More or less a colonial empire. Making lots of noise about "the little guy" and human rights at home while trashing them and commiting all sorts of horrors in other, less advantaged countries to keep our wealth and power intact.

Wednesday, October 1, 2008 10:16 AM

A nice thought . . .

. . . but NGOs are only effective when there is a degree of stability and relative security. This hasn't been the case in about 90% of Africa for a couple decades now.

It's really time the U.S. government learn to stay out of places like this and let the NGOs do their job -- libertyson

Wednesday, October 1, 2008 10:20 AM

"this kind of thing is very common

and didn't start with the arrival of the dreaded imperialist monster, aka America."

-- The Screaming Steam Hammers of Hate

Been to Africa then? India? I thought not.

This "kind of thing" wouldn't have happened in this case without the Screaming Steam Hammers of the American military juggernaut providing the heavy iron.

Wednesday, October 1, 2008 11:13 AM

Like I said

The average American response is:

Yeah

Whatever...

Wednesday, October 1, 2008 11:34 AM

wellwater

Just South Africa, Namibia, Cote d'Ivoire.
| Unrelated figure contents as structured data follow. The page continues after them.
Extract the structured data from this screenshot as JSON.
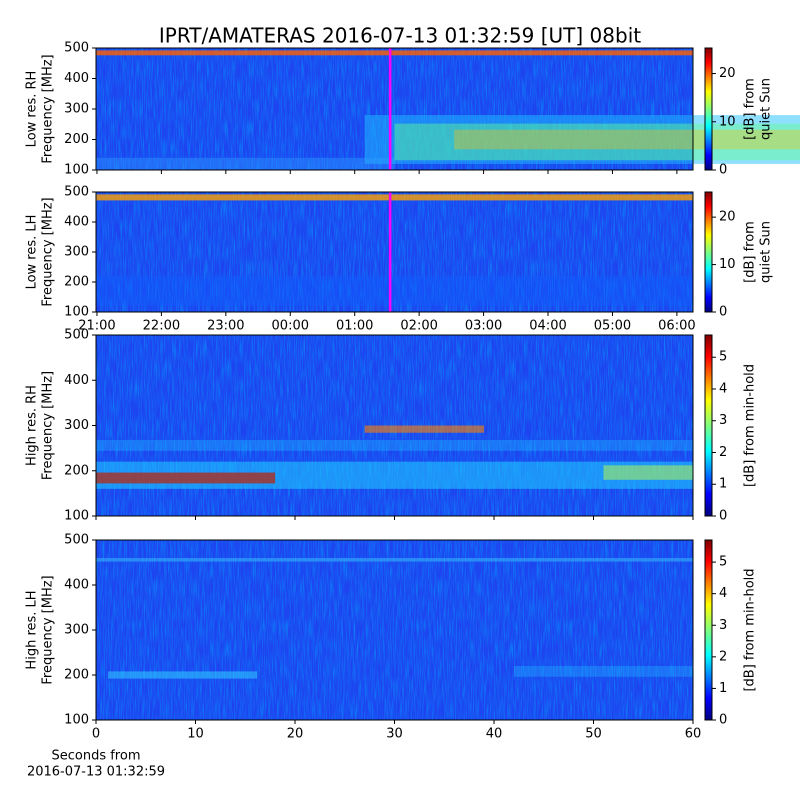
{
  "title": "IPRT/AMATERAS 2016-07-13 01:32:59 [UT]   08bit",
  "chart_data": [
    {
      "type": "spectrogram",
      "ylabel": [
        "Low res. RH",
        "Frequency [MHz]"
      ],
      "ylim": [
        100,
        500
      ],
      "yticks": [
        100,
        200,
        300,
        400,
        500
      ],
      "xlim": [
        -0.015,
        9.25
      ],
      "xticks": [
        0,
        1,
        2,
        3,
        4,
        5,
        6,
        7,
        8,
        9
      ],
      "xtick_labels": false,
      "marker_x": 4.55,
      "marker_color": "#ff00ff",
      "colorbar": {
        "label": [
          "[dB] from",
          "quiet Sun"
        ],
        "lim": [
          0,
          25.3
        ],
        "ticks": [
          0,
          10,
          20
        ]
      }
    },
    {
      "type": "spectrogram",
      "ylabel": [
        "Low res. LH",
        "Frequency [MHz]"
      ],
      "ylim": [
        100,
        500
      ],
      "yticks": [
        100,
        200,
        300,
        400,
        500
      ],
      "xlim": [
        -0.015,
        9.25
      ],
      "xticks": [
        {
          "value": 0,
          "label": "21:00"
        },
        {
          "value": 1,
          "label": "22:00"
        },
        {
          "value": 2,
          "label": "23:00"
        },
        {
          "value": 3,
          "label": "00:00"
        },
        {
          "value": 4,
          "label": "01:00"
        },
        {
          "value": 5,
          "label": "02:00"
        },
        {
          "value": 6,
          "label": "03:00"
        },
        {
          "value": 7,
          "label": "04:00"
        },
        {
          "value": 8,
          "label": "05:00"
        },
        {
          "value": 9,
          "label": "06:00"
        }
      ],
      "xtick_labels": true,
      "marker_x": 4.55,
      "marker_color": "#ff00ff",
      "colorbar": {
        "label": [
          "[dB] from",
          "quiet Sun"
        ],
        "lim": [
          0,
          25.3
        ],
        "ticks": [
          0,
          10,
          20
        ]
      }
    },
    {
      "type": "spectrogram",
      "ylabel": [
        "High res. RH",
        "Frequency [MHz]"
      ],
      "ylim": [
        100,
        500
      ],
      "yticks": [
        100,
        200,
        300,
        400,
        500
      ],
      "xlim": [
        0,
        60
      ],
      "xticks": [
        0,
        10,
        20,
        30,
        40,
        50,
        60
      ],
      "xtick_labels": false,
      "colorbar": {
        "label": [
          "[dB] from min-hold"
        ],
        "lim": [
          0,
          5.7
        ],
        "ticks": [
          0,
          1,
          2,
          3,
          4,
          5
        ]
      }
    },
    {
      "type": "spectrogram",
      "ylabel": [
        "High res. LH",
        "Frequency [MHz]"
      ],
      "ylim": [
        100,
        500
      ],
      "yticks": [
        100,
        200,
        300,
        400,
        500
      ],
      "xlim": [
        0,
        60
      ],
      "xticks": [
        0,
        10,
        20,
        30,
        40,
        50,
        60
      ],
      "xtick_labels": true,
      "xlabel": [
        "Seconds from",
        "2016-07-13 01:32:59"
      ],
      "colorbar": {
        "label": [
          "[dB] from min-hold"
        ],
        "lim": [
          0,
          5.7
        ],
        "ticks": [
          0,
          1,
          2,
          3,
          4,
          5
        ]
      }
    }
  ]
}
Lived there in the late 80's early 90's.

You?

Wednesday, October 1, 2008 12:30 PM

@Ced

"But at the same time, if these same people who condemn the United States were offered free immigration to the United States, they would take it in a heartbeat."
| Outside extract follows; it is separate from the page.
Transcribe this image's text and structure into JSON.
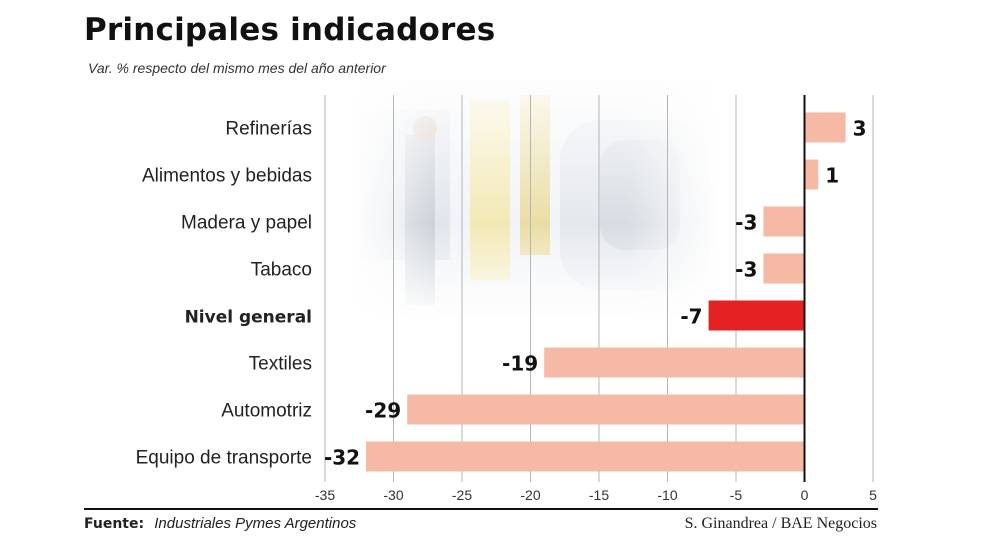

Really? Someone would trade the lives or their entire family for immigration to the United States?

Clearly these "people" don't have the same respect for human life as we do, right pal?
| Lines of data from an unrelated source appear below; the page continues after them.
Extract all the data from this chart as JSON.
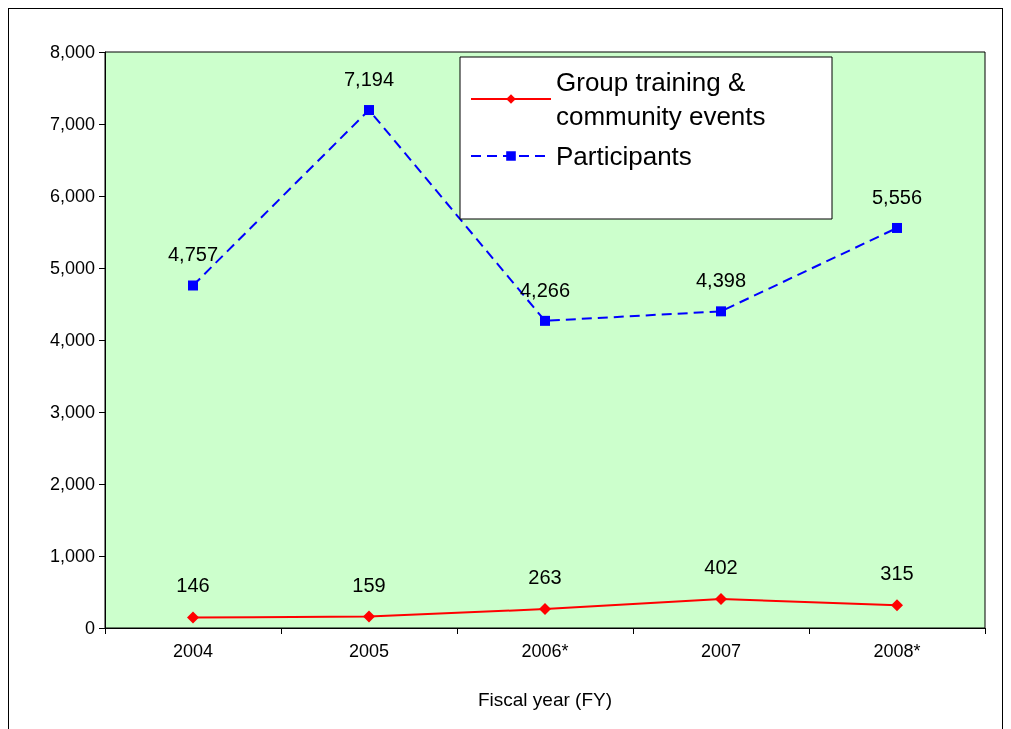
{
  "chart_data": {
    "type": "line",
    "xlabel": "Fiscal year (FY)",
    "categories": [
      "2004",
      "2005",
      "2006*",
      "2007",
      "2008*"
    ],
    "series": [
      {
        "name": "Group training & community events",
        "color": "#ff0000",
        "values": [
          146,
          159,
          263,
          402,
          315
        ],
        "value_labels": [
          "146",
          "159",
          "263",
          "402",
          "315"
        ],
        "marker": "diamond",
        "line_style": "solid"
      },
      {
        "name": "Participants",
        "color": "#0000ff",
        "values": [
          4757,
          7194,
          4266,
          4398,
          5556
        ],
        "value_labels": [
          "4,757",
          "7,194",
          "4,266",
          "4,398",
          "5,556"
        ],
        "marker": "square",
        "line_style": "dashed"
      }
    ],
    "ylim": [
      0,
      8000
    ],
    "yticks": [
      0,
      {
        "value": 1000,
        "label": "1,000"
      },
      {
        "value": 2000,
        "label": "2,000"
      },
      {
        "value": 3000,
        "label": "3,000"
      },
      {
        "value": 4000,
        "label": "4,000"
      },
      {
        "value": 5000,
        "label": "5,000"
      },
      {
        "value": 6000,
        "label": "6,000"
      },
      {
        "value": 7000,
        "label": "7,000"
      },
      {
        "value": 8000,
        "label": "8,000"
      }
    ],
    "grid": false,
    "legend": "top right"
  }
}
Wednesday, October 1, 2008 02:08 PM

Assessing responsibility.

The writer, who did a fine job on this adaptation ends with an assessment of the responsibility of the U.S. and ascertains that U.S. government is at worst "complicit" in the atrocities perpetrated on innocent victims. He writes: "To be sure, the United States is not the main culprit when the Kenyans unlawfully render suspects or the Ethiopians torture them. But when U.S. officials interrogate rendition victims who are being held incommunicado, the United States becomes complicit in the abuse." What utter nonsense is this apologetic view. The writer goes on to acknowledge the U.S. government's role in financing, training and participating in these atrocities, but determines that this merely makes the U.S. administration complicit.

There is a term that this writer is perhaps unfamiliar with or is failing to recall, and that is "client state." This is not an isolated case of the U.S. providing the finances, knowledge and means to carry out such atrocities. Furthermore, this "war on terror" is the U.S.'s obsession and excuse to continue its imperialistic activities. If the nations that the U.S. equips to carry out it's purposes (and with a wink and a nod over looks the) torture and massacre their own opponents, so be it. The U.S. has repeatedly demonstrated it's indifference to such crimes, devastation and murder.

And nor has the U.S. administration cared that this further escalates and fuels the negative sentiment and anger of the worlds' peoples toward the U.S. and puts them more at risk of retaliation. This is why the U.S. is a failed state. It is run by a bunch of thugs who care not about even it's own citizens.